Education Assistance
At the beginning of the year UNRWA was unable to hold uniform
examinations for the first time since 1996 at West Bank Agency
schools at the end of the semester due to restrictions on movement
that made it practically impossible to distribute tests to all
UNRWA schools. In December 2001 the Agency recorded a record 5,228
teacher absences accounting for nearly half of all absences
recorded for the entire school year.
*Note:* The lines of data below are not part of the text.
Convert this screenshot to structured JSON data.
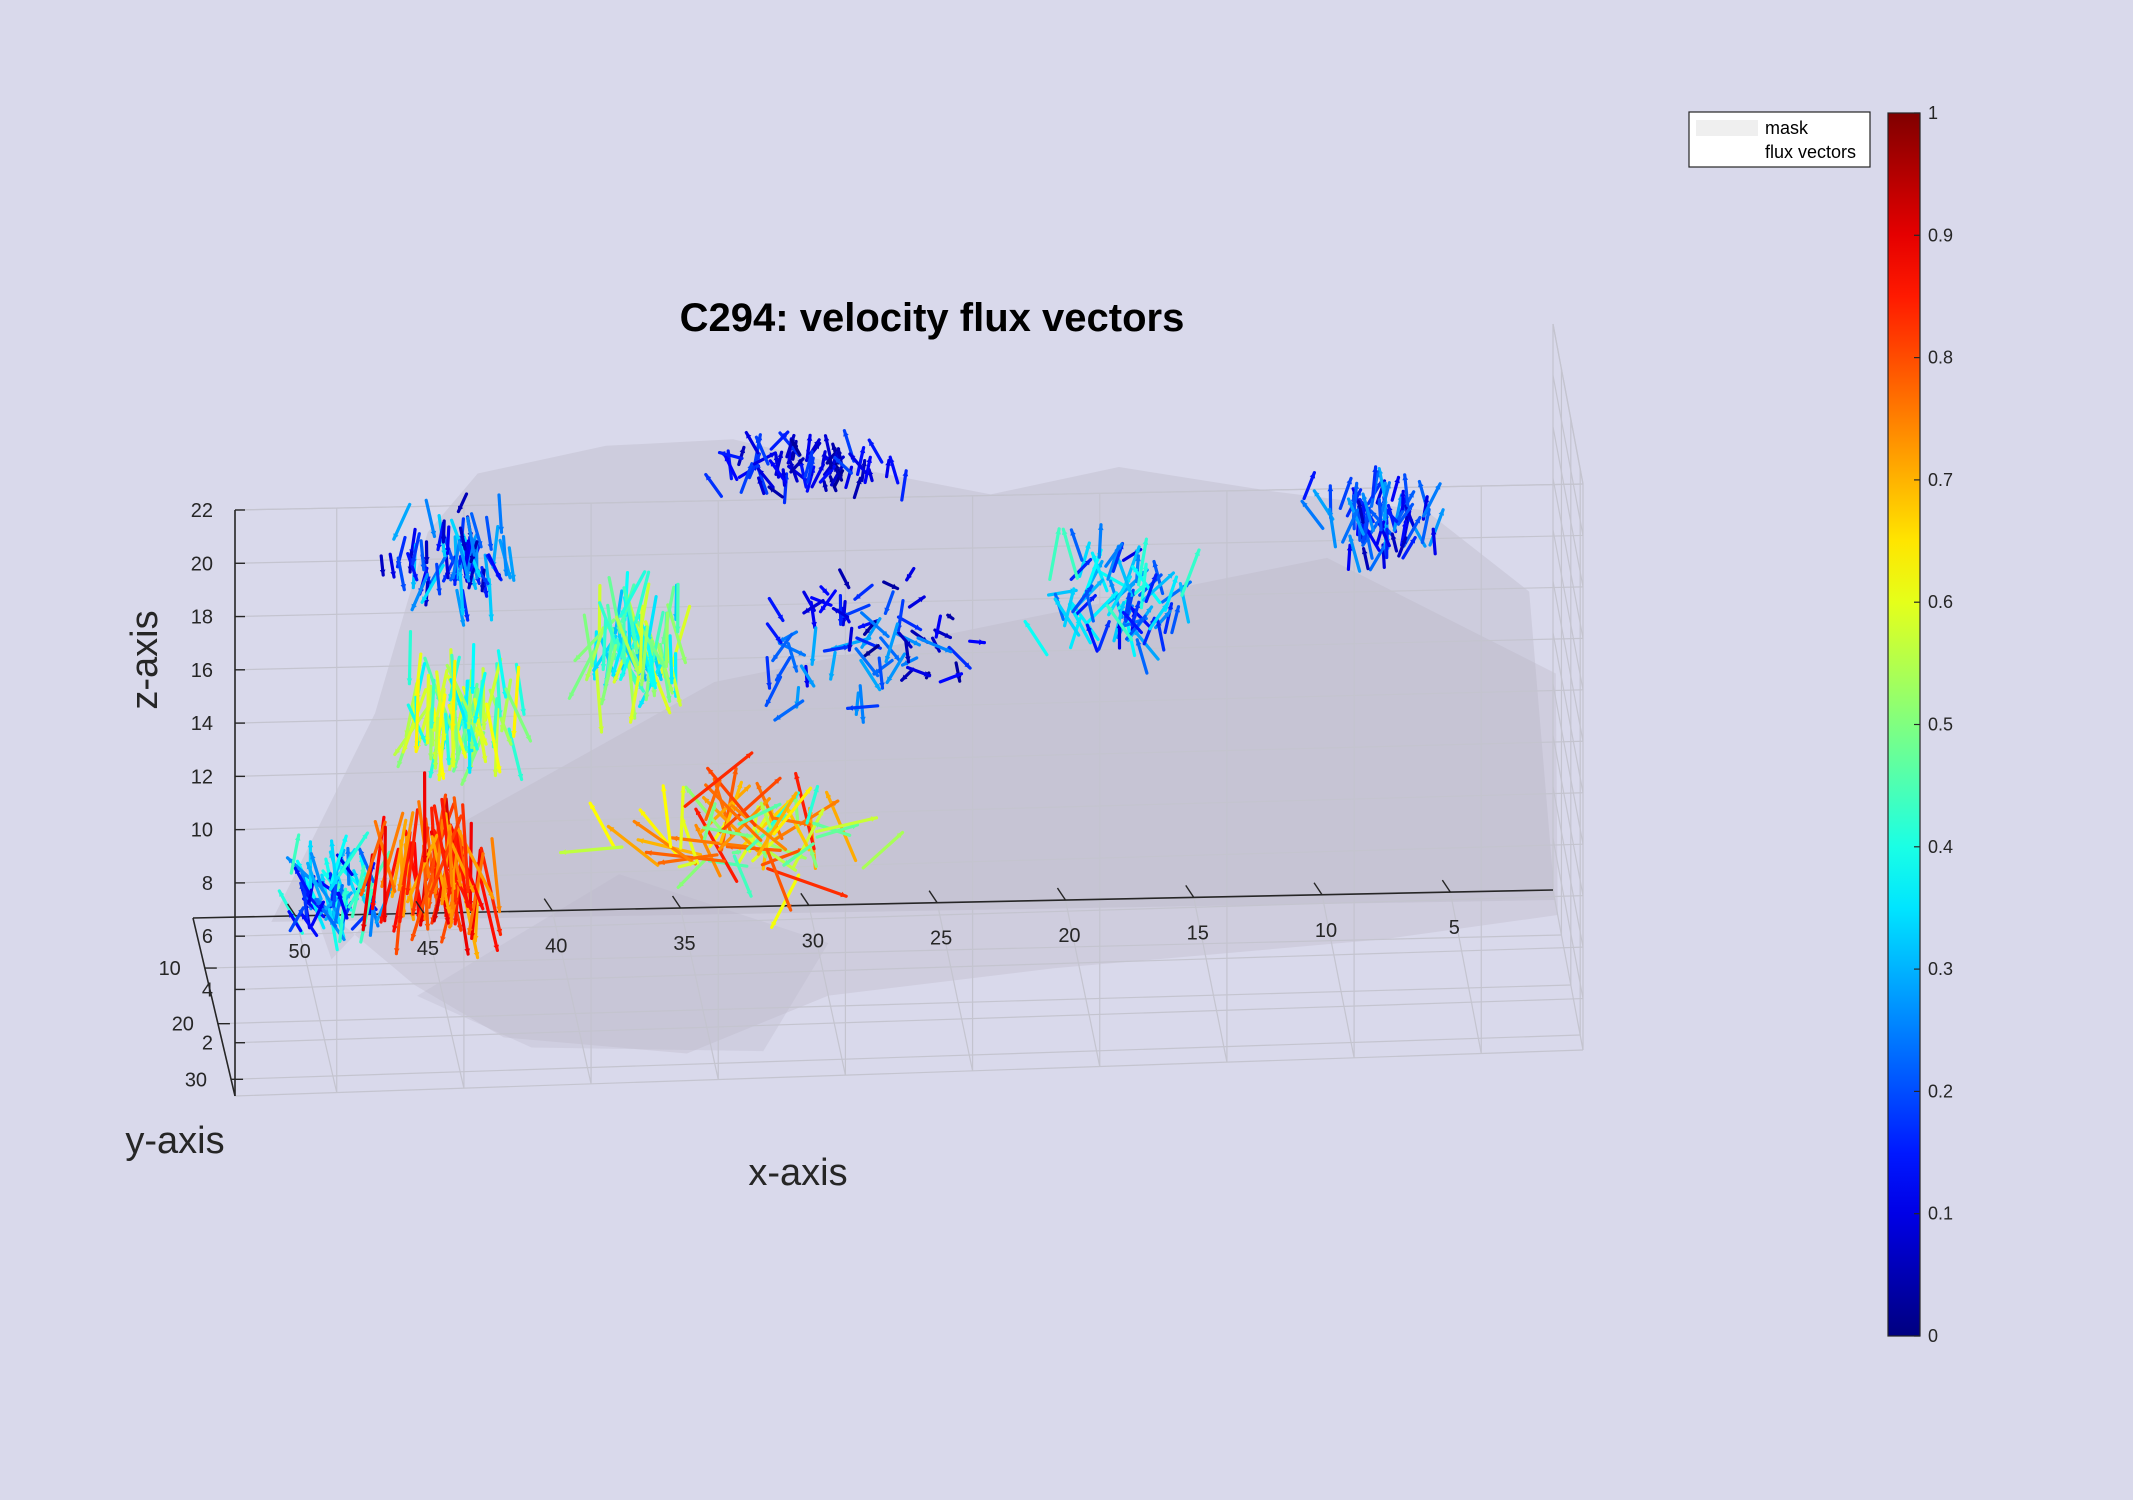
{
  "chart_data": {
    "type": "quiver3",
    "title": "C294: velocity flux vectors",
    "xlabel": "x-axis",
    "ylabel": "y-axis",
    "zlabel": "z-axis",
    "x_ticks": [
      50,
      45,
      40,
      35,
      30,
      25,
      20,
      15,
      10,
      5
    ],
    "y_ticks": [
      10,
      20,
      30
    ],
    "z_ticks": [
      2,
      4,
      6,
      8,
      10,
      12,
      14,
      16,
      18,
      20,
      22
    ],
    "xlim": [
      1,
      54
    ],
    "ylim": [
      1,
      33
    ],
    "zlim": [
      0,
      22
    ],
    "x_direction": "reversed",
    "grid": true,
    "legend": {
      "position": "top-right",
      "entries": [
        {
          "label": "mask",
          "swatch_color": "#efefef"
        },
        {
          "label": "flux vectors",
          "swatch_color": "#ffffff"
        }
      ]
    },
    "colorbar": {
      "colormap": "jet",
      "range": [
        0,
        1
      ],
      "tick_labels": [
        "0",
        "0.1",
        "0.2",
        "0.3",
        "0.4",
        "0.5",
        "0.6",
        "0.7",
        "0.8",
        "0.9",
        "1"
      ]
    },
    "series": [
      {
        "name": "mask",
        "kind": "isosurface",
        "color": "#b8b4c4",
        "opacity": 0.35,
        "extent": {
          "x": [
            1,
            51
          ],
          "y": [
            1,
            30
          ],
          "z": [
            0,
            18
          ]
        }
      },
      {
        "name": "flux vectors",
        "kind": "quiver3",
        "color_by": "normalized velocity magnitude",
        "clusters": [
          {
            "x": 44,
            "y": 6,
            "z": 15,
            "spread": [
              3.5,
              5,
              2.0
            ],
            "dz": -1.6,
            "mag": [
              0.05,
              0.35
            ]
          },
          {
            "x": 44,
            "y": 8,
            "z": 10,
            "spread": [
              3.5,
              5,
              2.5
            ],
            "dz": -1.8,
            "mag": [
              0.35,
              0.65
            ]
          },
          {
            "x": 45,
            "y": 10,
            "z": 5,
            "spread": [
              3.5,
              6,
              2.0
            ],
            "dz": -2.0,
            "mag": [
              0.7,
              0.92
            ]
          },
          {
            "x": 37,
            "y": 7,
            "z": 12,
            "spread": [
              3.0,
              5,
              2.5
            ],
            "dz": -1.2,
            "mag": [
              0.3,
              0.6
            ]
          },
          {
            "x": 28,
            "y": 5,
            "z": 11,
            "spread": [
              5.0,
              5,
              3.5
            ],
            "dz": -0.4,
            "mag": [
              0.02,
              0.3
            ]
          },
          {
            "x": 18,
            "y": 6,
            "z": 12,
            "spread": [
              4.0,
              5,
              3.0
            ],
            "dz": 0.6,
            "mag": [
              0.1,
              0.45
            ]
          },
          {
            "x": 8,
            "y": 6,
            "z": 15,
            "spread": [
              3.0,
              4,
              2.0
            ],
            "dz": 1.2,
            "mag": [
              0.05,
              0.3
            ]
          },
          {
            "x": 33,
            "y": 10,
            "z": 4,
            "spread": [
              6.0,
              5,
              1.5
            ],
            "dz": 0.3,
            "mag": [
              0.4,
              0.85
            ]
          },
          {
            "x": 49,
            "y": 14,
            "z": 3,
            "spread": [
              2.5,
              5,
              2.0
            ],
            "dz": 0.9,
            "mag": [
              0.1,
              0.45
            ]
          },
          {
            "x": 30,
            "y": 4,
            "z": 17,
            "spread": [
              5.0,
              3,
              1.5
            ],
            "dz": 0.8,
            "mag": [
              0.02,
              0.2
            ]
          }
        ]
      }
    ]
  }
}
As of January 2002 UNRWA noted
that a total of 13,121 teachers’ days and 256 school days had been
lost in the West Bank. UNRWA continues to provide group and
individual counseling sessions for Palestinian refugee students to
help them cope with stress as well as advice to parents. During the
winter vacation after the end of the semester in January, UNRWA
provided remedial classes in the Gaza Strip for around 35,000
students in the 4th through 6th elementary grades and 30,000 pupils
in three elementary grades.
Humanitarian Access
Over the past several months restrictions imposed by Israel on the movement of humanitarian goods and supplies from the West Bank and Israel into the Gaza Strip continued. Truckloads of supplies destined for Gaza remain stuck in the Agency’s West Bank field office in Jerusalem. UNRWA is unable to obtain travel permits for local staff to move between Gaza and the West Bank. In early March, for example, the Israeli military prevented the UN from making a delivery of humanitarian supplies, including urgently needed medicines, food, blankets and tents to Jenin refugee camp in the northern West Bank. Commissioner General Peter Hansen accompanied the shipment and protested in person but the convoy was refused entry. “UNRWA is responsible for the well-being of the refugees, for their shelters, for their protection,” stated Hansen. “By preventing the UN from carrying out its humanitarian mandate the IDF is in contravention of international conventions covering the protection of civilians during conflicts.”